SECTION 10. ORS 414.712 is amended to read:
414.712. The Department of Human Services shall provide medical
assistance under ORS 414.705 to 414.750 to eligible persons who
receive assistance under ORS 411.706 and to children described in
ORS 414.025 { - (2)(f), - } { + (3)(f), + }(i), (j),
(k) { + , (L), (n) and (s) + } { - and (m) - } , 418.001 to
418.034, 418.189 to 418.970 and 657A.020 to 657A.460 and those
mental health and chemical dependency services recommended
according to standards of medical assistance and according to the
schedule of implementation established by the Legislative
Assembly. In providing medical assistance services described in
ORS 414.018 to 414.024, 414.042, 414.107, 414.710, 414.720 and
735.712, the Department of Human Services shall also provide the
following:
(1) Ombudsman services for eligible persons who receive
assistance under ORS 411.706. With the concurrence of the
Governor, the Director of Human Services shall appoint ombudsmen
and may terminate an ombudsman. Ombudsmen are under the
supervision and control of the director. An ombudsman shall serve
as a patient's advocate whenever the patient or a physician or
other medical personnel serving the patient is reasonably
concerned about access to, quality of or limitations on the care
being provided by a health care provider. Patients shall be
informed of the availability of an ombudsman. Ombudsmen shall
report to the Governor in writing at least once each quarter. A
report shall include a summary of the services that the ombudsman
provided during the quarter and the ombudsman's recommendations
for improving ombudsman services and access to or quality of care
provided to eligible persons by health care providers.
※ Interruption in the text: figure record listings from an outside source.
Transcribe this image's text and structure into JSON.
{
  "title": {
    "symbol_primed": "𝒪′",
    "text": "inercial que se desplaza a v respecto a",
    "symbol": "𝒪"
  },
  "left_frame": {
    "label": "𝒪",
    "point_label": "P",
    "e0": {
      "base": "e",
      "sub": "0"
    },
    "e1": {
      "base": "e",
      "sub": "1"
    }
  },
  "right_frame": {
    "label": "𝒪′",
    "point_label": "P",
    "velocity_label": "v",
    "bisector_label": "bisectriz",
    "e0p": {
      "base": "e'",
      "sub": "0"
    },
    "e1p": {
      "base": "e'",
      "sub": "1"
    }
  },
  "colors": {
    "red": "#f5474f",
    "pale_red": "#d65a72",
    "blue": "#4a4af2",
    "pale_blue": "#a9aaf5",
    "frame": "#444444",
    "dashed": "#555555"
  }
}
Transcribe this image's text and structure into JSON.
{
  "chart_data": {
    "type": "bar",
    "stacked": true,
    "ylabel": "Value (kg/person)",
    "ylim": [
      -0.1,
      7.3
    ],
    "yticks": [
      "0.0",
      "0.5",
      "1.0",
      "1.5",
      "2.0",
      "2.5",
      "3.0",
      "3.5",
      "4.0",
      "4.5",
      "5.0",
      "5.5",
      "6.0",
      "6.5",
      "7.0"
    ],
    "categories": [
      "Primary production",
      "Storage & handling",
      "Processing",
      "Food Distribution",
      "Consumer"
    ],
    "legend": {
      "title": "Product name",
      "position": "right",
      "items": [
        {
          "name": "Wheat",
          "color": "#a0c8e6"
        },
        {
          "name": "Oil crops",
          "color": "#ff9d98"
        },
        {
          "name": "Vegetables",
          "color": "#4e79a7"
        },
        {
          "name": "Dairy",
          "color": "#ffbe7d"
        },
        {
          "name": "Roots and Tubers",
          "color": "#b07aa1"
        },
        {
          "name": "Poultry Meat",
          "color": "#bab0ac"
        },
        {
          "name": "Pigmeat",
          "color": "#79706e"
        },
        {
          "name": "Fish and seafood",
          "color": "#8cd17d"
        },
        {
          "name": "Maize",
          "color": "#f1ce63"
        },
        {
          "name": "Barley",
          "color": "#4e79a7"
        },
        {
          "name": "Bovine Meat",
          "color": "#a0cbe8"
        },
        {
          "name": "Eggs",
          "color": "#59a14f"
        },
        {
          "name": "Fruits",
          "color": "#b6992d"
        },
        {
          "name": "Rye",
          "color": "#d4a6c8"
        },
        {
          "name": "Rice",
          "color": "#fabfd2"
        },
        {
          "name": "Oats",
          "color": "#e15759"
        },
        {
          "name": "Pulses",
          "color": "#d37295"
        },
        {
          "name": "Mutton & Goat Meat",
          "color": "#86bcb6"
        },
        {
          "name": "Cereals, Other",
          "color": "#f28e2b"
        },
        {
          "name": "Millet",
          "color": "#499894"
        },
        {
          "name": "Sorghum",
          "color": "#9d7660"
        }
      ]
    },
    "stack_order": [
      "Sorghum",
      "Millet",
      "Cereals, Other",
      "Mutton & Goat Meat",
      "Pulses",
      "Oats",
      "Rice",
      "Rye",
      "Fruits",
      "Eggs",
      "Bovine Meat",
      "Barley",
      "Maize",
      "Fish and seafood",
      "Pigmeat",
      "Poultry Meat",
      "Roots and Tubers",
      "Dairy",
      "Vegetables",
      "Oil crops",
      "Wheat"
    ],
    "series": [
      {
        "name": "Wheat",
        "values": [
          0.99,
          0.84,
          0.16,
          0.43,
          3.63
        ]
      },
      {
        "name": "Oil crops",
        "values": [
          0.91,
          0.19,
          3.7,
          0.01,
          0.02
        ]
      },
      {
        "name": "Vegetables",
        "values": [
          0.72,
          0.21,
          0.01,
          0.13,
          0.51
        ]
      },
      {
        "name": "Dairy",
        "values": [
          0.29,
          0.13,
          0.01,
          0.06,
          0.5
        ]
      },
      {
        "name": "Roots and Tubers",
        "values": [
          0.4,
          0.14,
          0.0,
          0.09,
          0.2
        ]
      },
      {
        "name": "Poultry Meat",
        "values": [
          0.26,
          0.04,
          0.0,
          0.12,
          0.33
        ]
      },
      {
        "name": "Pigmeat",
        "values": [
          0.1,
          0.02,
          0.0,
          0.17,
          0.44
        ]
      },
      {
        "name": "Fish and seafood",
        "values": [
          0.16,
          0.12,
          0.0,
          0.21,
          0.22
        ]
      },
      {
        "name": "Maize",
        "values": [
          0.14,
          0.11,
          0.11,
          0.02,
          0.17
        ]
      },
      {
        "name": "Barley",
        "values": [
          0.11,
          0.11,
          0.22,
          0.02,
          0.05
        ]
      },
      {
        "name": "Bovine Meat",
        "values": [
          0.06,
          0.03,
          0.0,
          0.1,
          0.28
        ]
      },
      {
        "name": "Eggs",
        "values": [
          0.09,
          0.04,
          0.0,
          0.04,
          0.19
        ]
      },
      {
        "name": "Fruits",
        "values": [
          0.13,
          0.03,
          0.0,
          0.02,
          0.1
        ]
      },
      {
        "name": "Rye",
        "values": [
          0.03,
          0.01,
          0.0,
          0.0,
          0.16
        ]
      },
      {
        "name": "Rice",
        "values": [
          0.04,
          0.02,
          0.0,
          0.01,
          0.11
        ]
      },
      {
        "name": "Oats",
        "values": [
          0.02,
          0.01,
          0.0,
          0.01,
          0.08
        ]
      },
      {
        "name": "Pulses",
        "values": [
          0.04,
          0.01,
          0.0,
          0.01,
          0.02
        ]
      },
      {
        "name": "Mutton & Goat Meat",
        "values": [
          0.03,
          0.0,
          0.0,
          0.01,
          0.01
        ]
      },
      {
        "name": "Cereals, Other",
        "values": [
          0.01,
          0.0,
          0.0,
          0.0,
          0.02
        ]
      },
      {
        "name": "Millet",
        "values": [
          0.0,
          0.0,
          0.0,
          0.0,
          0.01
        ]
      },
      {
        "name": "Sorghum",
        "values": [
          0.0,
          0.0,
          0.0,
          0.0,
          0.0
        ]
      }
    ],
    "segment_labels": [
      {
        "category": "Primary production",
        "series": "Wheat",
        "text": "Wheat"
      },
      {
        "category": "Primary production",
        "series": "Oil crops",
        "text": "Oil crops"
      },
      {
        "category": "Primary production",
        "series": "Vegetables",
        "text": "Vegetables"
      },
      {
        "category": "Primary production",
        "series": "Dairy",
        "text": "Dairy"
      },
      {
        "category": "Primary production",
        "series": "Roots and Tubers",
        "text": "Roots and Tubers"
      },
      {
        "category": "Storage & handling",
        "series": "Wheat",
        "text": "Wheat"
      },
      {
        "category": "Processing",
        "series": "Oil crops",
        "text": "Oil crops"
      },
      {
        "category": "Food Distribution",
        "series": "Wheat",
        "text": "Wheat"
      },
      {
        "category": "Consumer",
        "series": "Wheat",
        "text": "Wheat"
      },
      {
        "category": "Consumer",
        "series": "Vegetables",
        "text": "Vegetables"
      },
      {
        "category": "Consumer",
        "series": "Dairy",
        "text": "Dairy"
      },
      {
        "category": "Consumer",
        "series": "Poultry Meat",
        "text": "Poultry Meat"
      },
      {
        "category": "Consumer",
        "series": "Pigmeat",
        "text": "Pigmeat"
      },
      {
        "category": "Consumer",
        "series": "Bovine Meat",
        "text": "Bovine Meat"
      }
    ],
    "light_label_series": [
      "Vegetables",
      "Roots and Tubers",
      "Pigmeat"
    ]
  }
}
(2) Case management services in each health care provider
organization for those eligible persons who receive assistance
under ORS 411.706. Case managers shall be trained in and shall
exhibit skills in communication with and sensitivity to the
unique health care needs of people who receive assistance under
ORS 411.706. Case managers shall be reasonably available to
assist patients served by the organization with the coordination
of the patient's health care services at the reasonable request
of the patient or a physician or other medical personnel serving
the patient. Patients shall be informed of the availability of
case managers.
(3) A mechanism, established by rule, for soliciting consumer
opinions and concerns regarding accessibility to and quality of
the services of each health care provider.
(4) A choice of available medical plans and, within those
plans, choice of a primary care provider.
(5) Due process procedures for any individual whose request for
medical assistance coverage for any treatment or service is
denied or is not acted upon with reasonable promptness. These
procedures shall include an expedited process for cases in which
a patient's medical needs require swift resolution of a dispute.